Menus-plaisirs est, de prime abord, traversé par deux mouvements contradictoires qui évitent justement à Wiseman de tomber dans la complaisance. Tout d’abord, la cuisine est dépeinte comme un art, ici le terme « bon » est remplacé par celui de « beau », les aliments sont comparés à des sculptures, les cerises, les radis et autres sont captés en gros plan et forment un tableau qui restitue la beauté propre du fruit, ses couleurs si vives qui en font une œuvre à part entière. Les chefs cuisiniers de la famille Troisgros, le père et ses deux fils, sont véritablement transcendés par ce qu’ils cuisinent, et sont profondément inspirés. Mais nous comprenons aussi rapidement que cet art reste un art qui se consomme, ne se partage pas malgré leurs intentions et est donc surtout de l’ordre de l’avantage personnel. Sous cette lumière, les gros plans qui saturent le cadre de nourritures, et ne laissent transparaitre que l’abondance d’un milieu, restituent aussi l’indécence d’un monde clos qui ne connait pas la pénurie.

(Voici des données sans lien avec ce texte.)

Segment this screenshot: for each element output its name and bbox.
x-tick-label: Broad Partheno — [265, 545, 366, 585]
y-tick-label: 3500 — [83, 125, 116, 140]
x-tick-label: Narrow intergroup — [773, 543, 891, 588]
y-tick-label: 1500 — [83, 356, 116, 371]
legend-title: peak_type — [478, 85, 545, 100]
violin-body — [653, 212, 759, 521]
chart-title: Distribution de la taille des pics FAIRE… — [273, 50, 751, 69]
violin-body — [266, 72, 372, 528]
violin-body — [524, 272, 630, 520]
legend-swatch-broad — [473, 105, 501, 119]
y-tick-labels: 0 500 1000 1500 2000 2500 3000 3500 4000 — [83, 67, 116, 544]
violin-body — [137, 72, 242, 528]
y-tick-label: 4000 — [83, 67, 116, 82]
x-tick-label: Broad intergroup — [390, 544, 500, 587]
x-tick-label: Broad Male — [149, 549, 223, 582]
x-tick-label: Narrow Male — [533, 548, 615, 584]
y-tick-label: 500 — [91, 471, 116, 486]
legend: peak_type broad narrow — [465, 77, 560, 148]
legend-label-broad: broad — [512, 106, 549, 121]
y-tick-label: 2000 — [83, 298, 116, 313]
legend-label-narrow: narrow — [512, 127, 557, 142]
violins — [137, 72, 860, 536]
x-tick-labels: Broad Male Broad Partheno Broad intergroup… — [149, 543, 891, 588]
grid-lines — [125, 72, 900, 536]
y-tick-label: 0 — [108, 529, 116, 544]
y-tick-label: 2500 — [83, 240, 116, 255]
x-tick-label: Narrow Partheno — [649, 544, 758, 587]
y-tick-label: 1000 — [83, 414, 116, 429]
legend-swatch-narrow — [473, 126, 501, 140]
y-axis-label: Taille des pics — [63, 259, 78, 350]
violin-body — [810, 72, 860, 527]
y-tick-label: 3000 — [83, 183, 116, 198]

Aucun univers ne paraît ainsi aussi petit que celui de la haute bourgeoisie puisque chaque client est connu avec ses allergies, ses préférences. De la même manière, l’ouverture à l’autre se fait toujours sur un mode horizontal, à celui venu d’un autre coin du monde mais du même milieu, jamais vertical. Si le père Troisgros assure que « la cuisine, c’est pas du cinéma », nous sommes au contraire frappés par le fait que tout est de l’ordre de la mise en scène, de l’apparence. Le talent de Wiseman consiste à savoir toujours saisir l’organisation, la logique propre d’un environnement. Il commence ici par nous montrer les étapes de l’élaboration d’un plat, avant d’en venir au service de la clientèle puis de remonter dans les maillons de la chaine d’approvisionnement des aliments. À chaque phase son lot de faux-semblants, il faut donc d’abord prétendre servir un proche plutôt qu’un client, le bourgeois ne se laissant pas réifier. Apparaît ensuite la folie de l’art du dressage de la table, le verre devant être placé au millimètre près, comme il en va de celui de l’assiette, bientôt suivie par une présentation à chaque client, par le chef, de la cuisine et son agencement. Le service, métier par excellence fait de normes et de gestes répétés, est aussi filmé comme une chorégraphie. Ainsi tout devient lieu de représentation, la cuisine à l’arrière comme la salle.

La conjonction des plans qui alternent à la fois entre l’exercice de conventions absurdes, et la profération d’un discours plein du besoin de se raconter des histoires, d’y voir un sens, peut prêter beaucoup à rire. Un homme attablé raconte, par exemple, au chef être allé voir un vigneron qui parlait si bien de son travail qu’« on aurait dit du Balzac ». La cuisine comme un art, qui vire donc parfois au délire de se prendre pour un génie, alors même que le thème effleuré par Wiseman de la transmission du père au fils, nous fait bien comprendre que ces milieux sont aussi – et surtout – affaires de reproduction sociale. La lecture faite ici de Menus-plaisirs est peut-être encore un peu plus tranchée que le regard porté par le cinéaste lui-même, dont on sent pourtant qu’il prend plaisir à braquer sa caméra sur un monde qui se donne tant en spectacle. Sa critique reste plus subtile et permet d’osciller entre découvertes béates d’un milieu, admiration et rire, sans laisser aucune impression de longueur malgré sa durée copieuse de quatre heures.